O superintendente da Associação Capixaba de Supermercados (Acaps), Hélio Schneider, afirmou que alguns supermercados do Estado optaram por limitar a compra desses produtos por pessoa.

“Algumas empresas fazem isso para não falhar com o cliente. Como a oferta desses produtos está baixa, talvez nem todo mundo consiga comprar. Ainda assim, a gente observa que o consumidor já tem consciência de que o momento pede que ele compre apenas o necessário”, explicou.

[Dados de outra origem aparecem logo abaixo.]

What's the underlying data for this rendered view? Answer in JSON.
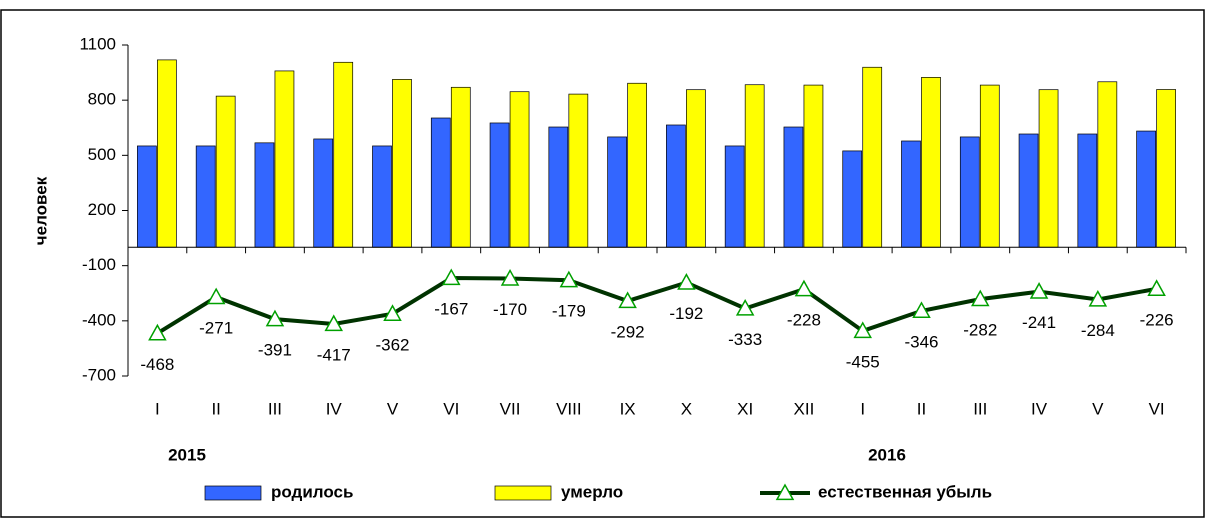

SAIBA MAIS Por que a proteína animal está mais cara


Demanda do mercado internacional

  • Os países asiáticos, especialmente a China, estão com grande demanda de proteína animal, e importam carne bovina do Brasil, diminuindo a oferta desses animais no País.

Baixa oferta de animais

  • O País acabou de passar por um período de estiagem, que diminui a qualidade do pasto.
  • As chuvas estão começando e, com isso, a expectativa é de que, com a abundância do pasto, a oferta de gado de qualidade aumente em dezembro. Com o aumento da oferta, os preços devem diminuir.

Alta do dólar

  • Com a valorização da moeda americana, o preço de produção das matérias-primas aumentam.
  • o dólar alto encarece o milho e a soja. Esses insumos são utilizados para alimentar os animais. Se eles ficam mais caros, é mais difícil e demorado preparar o animal para o abate.
  • Para o produtor,é mais vantajoso exportar a carne e receber em dólar do que vender os cortes dentro do País. Com isso, a oferta do produto fica menor.

Endividamento do produtor

  • O preço da carne subiu bem mais que o do leite e seus derivados, causando prejuízo na venda dos laticínios e o endividamento do produtor.
  • Como o produtor ganha mais com o abate de animais do que com o gado de leite, ele também começa a oferecer as vacas para o corte.
  • Sem as fêmeas, também não há bezerros para a reposição do gado.
  • A oferta de carne bovina diminui.

Fonte: Economista Arilda Teixeira e Júlio Rocha, presidente da Faes.